CF1045B.Space Isaac

Everybody seems to think that the Martians are green, but it turns out they are metallic pink and fat. Ajs has two bags of distinct nonnegative integers. The bags are disjoint, and the union of the sets of numbers in the bags is $\{0,1,…,M-1\}$ , for some positive integer $M$ . Ajs draws a number from the first bag and a number from the second bag, and then sums them modulo $M$ .

What are the residues modulo $M$ that Ajs cannot obtain with this action?

The first line contains two positive integer $N$ ( $1 \leq N \leq 200\,000$ ) and $M$ ( $N+1 \leq M \leq 10^{9}$ ), denoting the number of the elements in the first bag and the modulus, respectively.

The second line contains $N$ nonnegative integers $a_1,a_2,\ldots,a_N$ ( $0 \leq a_1<a_2< \ldots< a_N<M$ ), the contents of the first bag.

In the first line, output the cardinality $K$ of the set of residues modulo $M$ which Ajs cannot obtain.

In the second line of the output, print $K$ space-separated integers greater or equal than zero and less than $M$ , which represent the residues Ajs cannot obtain.

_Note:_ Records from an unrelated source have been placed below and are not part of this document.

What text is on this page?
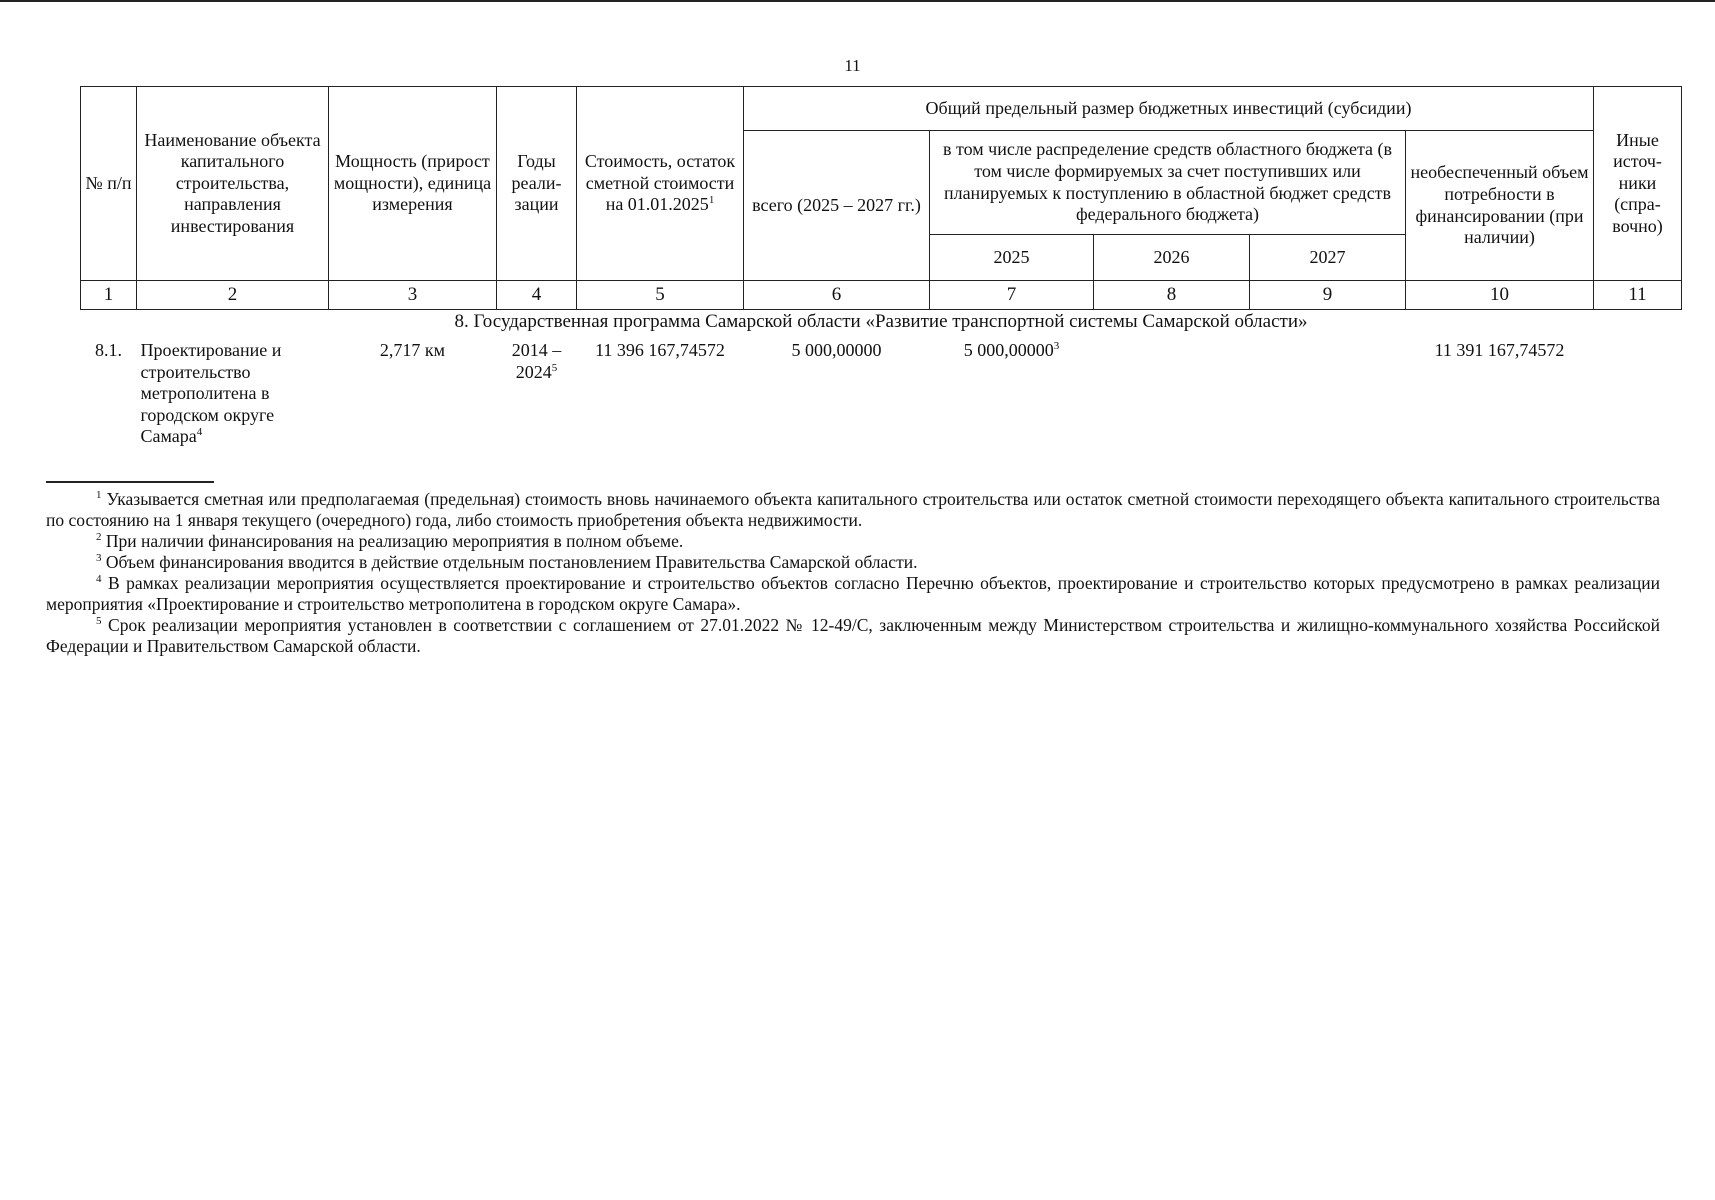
11
№ п/п	Наименование объекта капитального строительства, направления инвестирования	Мощность (прирост мощности), единица измерения	Годы реали-зации	Стоимость, остаток сметной стоимости на 01.01.2025$^1$	Общий предельный размер бюджетных инвестиций (субсидии)					Иные источ-ники (спра-вочно)
					всего (2025 – 2027 гг.)	в том числе распределение средств областного бюджета (в том числе формируемых за счет поступивших или планируемых к поступлению в областной бюджет средств федерального бюджета)			необеспеченный объем потребности в финансировании (при наличии)	
						2025	2026	2027		
1	2	3	4	5	6	7	8	9	10	11
8. Государственная программа Самарской области «Развитие транспортной системы Самарской области»										
8.1.	Проектирование и строительство метрополитена в городском округе Самара$^4$	2,717 км	2014 – 2024$^5$	11 396 167,74572	5 000,00000	5 000,00000$^3$			11 391 167,74572	

$^1$ Указывается сметная или предполагаемая (предельная) стоимость вновь начинаемого объекта капитального строительства или остаток сметной стоимости переходящего объекта капитального строительства по состоянию на 1 января текущего (очередного) года, либо стоимость приобретения объекта недвижимости.

$^2$ При наличии финансирования на реализацию мероприятия в полном объеме.

$^3$ Объем финансирования вводится в действие отдельным постановлением Правительства Самарской области.

$^4$ В рамках реализации мероприятия осуществляется проектирование и строительство объектов согласно Перечню объектов, проектирование и строительство которых предусмотрено в рамках реализации мероприятия «Проектирование и строительство метрополитена в городском округе Самара».

$^5$ Срок реализации мероприятия установлен в соответствии с соглашением от 27.01.2022 № 12-49/С, заключенным между Министерством строительства и жилищно-коммунального хозяйства Российской Федерации и Правительством Самарской области.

The outputs should be sorted in increasing order of magnitude. If $K$ =0, do not output the second line.

In the first sample, the first bag and the second bag contain $\{3,4\}$ and $\{0,1,2\}$ , respectively. Ajs can obtain every residue modulo $5$ except the residue $2$ : $ 4+1 \equiv 0, , 4+2 \equiv 1, , 3+0 \equiv 3, , 3+1 \equiv 4 $ modulo $5$ . One can check that there is no choice of elements from the first and the second bag which sum to $2$ modulo $5$ .

In the second sample, the contents of the first bag are $\{5,25,125,625\}$ , while the second bag contains all other nonnegative integers with at most $9$ decimal digits. Every residue modulo $1\,000\,000\,000$ can be obtained as a sum of an element in the first bag and an element in the second bag.